H Min (-1) Hari pelaksanaan.

Pembagian undangan yang tidak sesuai nama DPT, melanggar PKPU No 3 Tahun 2015 Pasal 49 Ayat (1) “Petugas pemuktahiran data pemilih membantu KPU/KIP Kabupaten/ Kota dalam melakukan pemutakhiran data Pemilih”. Ayat (2) “Petugas pemutakhiran data pemilih sebagaimana dimaksud pada ayat (1)  dapat berasal dari pengurus Rukun Tetangga (RT) atau Rukun Warga (RW) atau sebutan lain, yang diusulkan oleh PPS yang bersangkutan. Pasal 50” Tugas wewenang dan kewajiban petugas pemutakhiran data pemilih meliputi;

Membantu KPU/KIP Kabupaten/ Kota dalam melakukan pemutakhiran data.
Menerima data pemilih dari KPU/KIP  Kabupaten /Kota melalui PPK dan PPS.
Melakukan pemuktahiran data pemilih.
Melakukan pencocokan dan penelitian data pemilih.

Mendatangi pemilih untuk melakukan pencocokan penelitian data pemilih.
Memberikan tanda bukti terdaftar kepada pemilih dan menempelkan tanda khusus pada rumah pemilih; dan
Membuat dan menyampaikan rekapitulasi hasil pencocokan dan penelitian kepada PPS.

PKPU No 4 Pasal 4 ayat (2) huruf (c)” Berdomisili di daerah pemilihan paling kurang 6 (enam) bulan sebelum disahkannya DPS yang dibuktikan dengan Kartu Tanda Penduduk (KTP) atau dokumen kependudukan dari petugas yang berwenang.
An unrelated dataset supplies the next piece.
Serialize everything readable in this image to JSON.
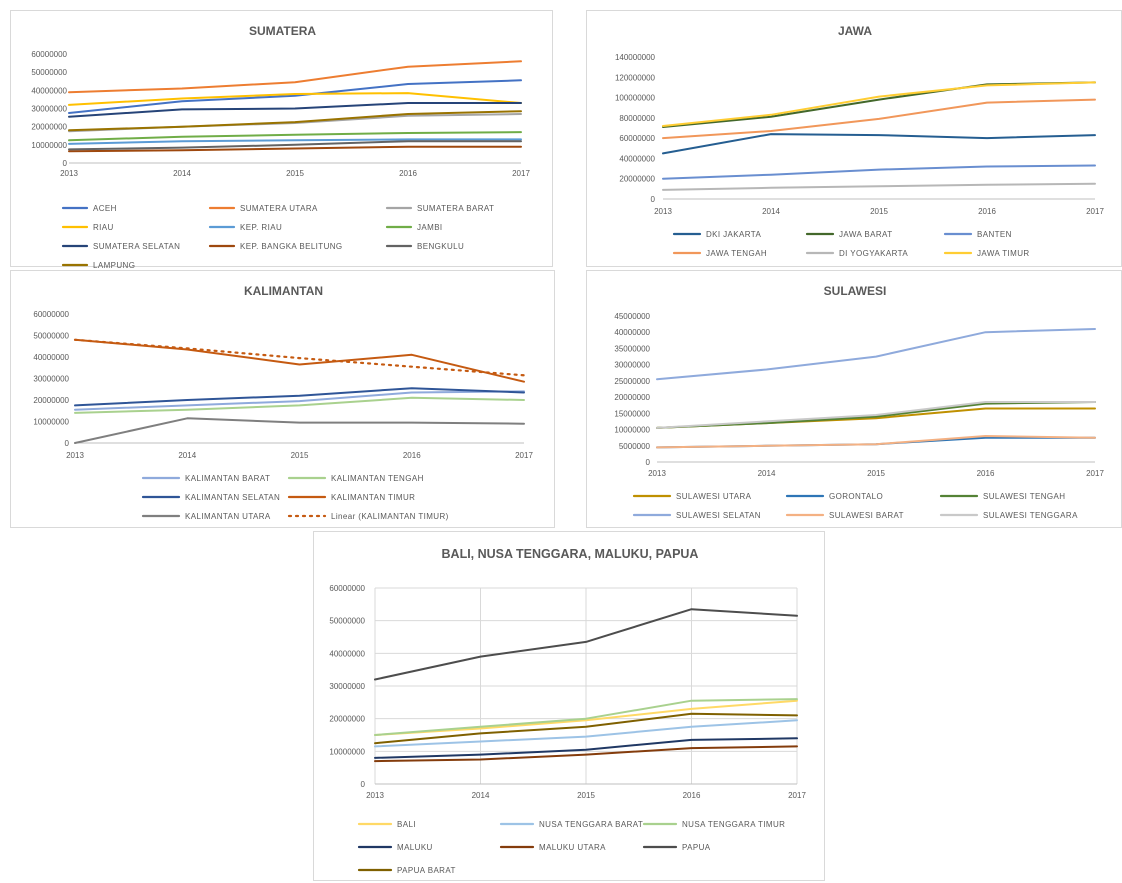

Pasal 17 ayat (1)” KPU/KIP Kabupaten/Kota melakukan rekapitulasi hasil perbaikan DPS dan menetapkan DPT paling lama 2 (dua) hari sejak menerima hasil perbaikan DPS dari PPK sebagaimana dimaksud dalam pasal 16 ayat (7) tujuh huruf a. sehingga kinerja KPU Nabire di pertanyakan dan dapat disimpulkan bahwa KPU terstruktur bekerja untuk memenangkan kandidat tertentu.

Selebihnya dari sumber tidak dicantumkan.